The third row is easy to access (thanks to a fold-and-slide feature for the second-row captain's chairs), and there's enough room back there for two adults to ride in relative comfort. The Traverse LT2's seating capacity is seven with the standard second-row captain's chairs and eight if you opt for a 60/40-split bench (which comes with a $495 credit).
Most of the 2009 Chevrolet Traverse's controls are intuitive and simple. The center stack buttons are on the small side, though this is mitigated somewhat by the steering-wheel-mounted audio controls. The back-up camera (which is displayed on the left side of the rearview mirror) and reverse park assist feature make parking the big Chevy easy.
Thanks to the roomy second row's rather flat cushions, installing a child seat — facing front or rear — is a snap. With 118 cubic feet of maximum cargo space, the Traverse can transport most anything short of a small condo, though it's still not quite up to minivan standards. Our large rollaway suitcase and golf bag easily fit behind the third-row seat. There is a generous below-floor compartment back there as well.
If you can't fit something inside the Traverse, know that it can also tow up to 5,200 pounds of your family's toys.
Design/Fit and Finish
With its Malibu-inspired split grille design and jaunty beltline kick-up, the 2009 Chevy Traverse offers more pizzazz than your typical snub-nosed, slab-sided minivan. The rear end is the most unflattering view — there's just no disguising the fact that this big crossover has a butt to match, but that's the price paid for the cavernous cabin.

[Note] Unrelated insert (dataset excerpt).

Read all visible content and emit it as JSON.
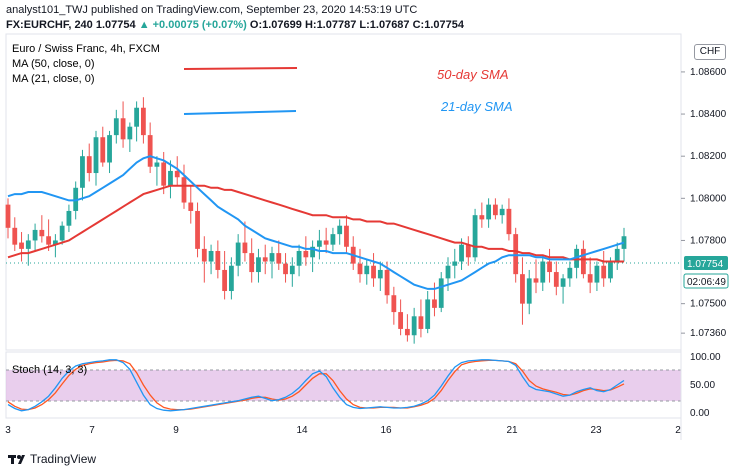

The interior features a clean, mostly attractive design with a sprinkling of metallic accents, as well as distinctively shaped gauge pods that seem influenced by Audi. We don't care for the slabs of hard plastic adorning the dash and doors, however, and we also noted some misaligned panels.
Who should consider this vehicle
Parents who want most of the practicality of a minivan along with styling that doesn't shout, "I'm a card-carrying member of the PTA!"
The manufacturer provided Edmunds this vehicle for the purposes of evaluation.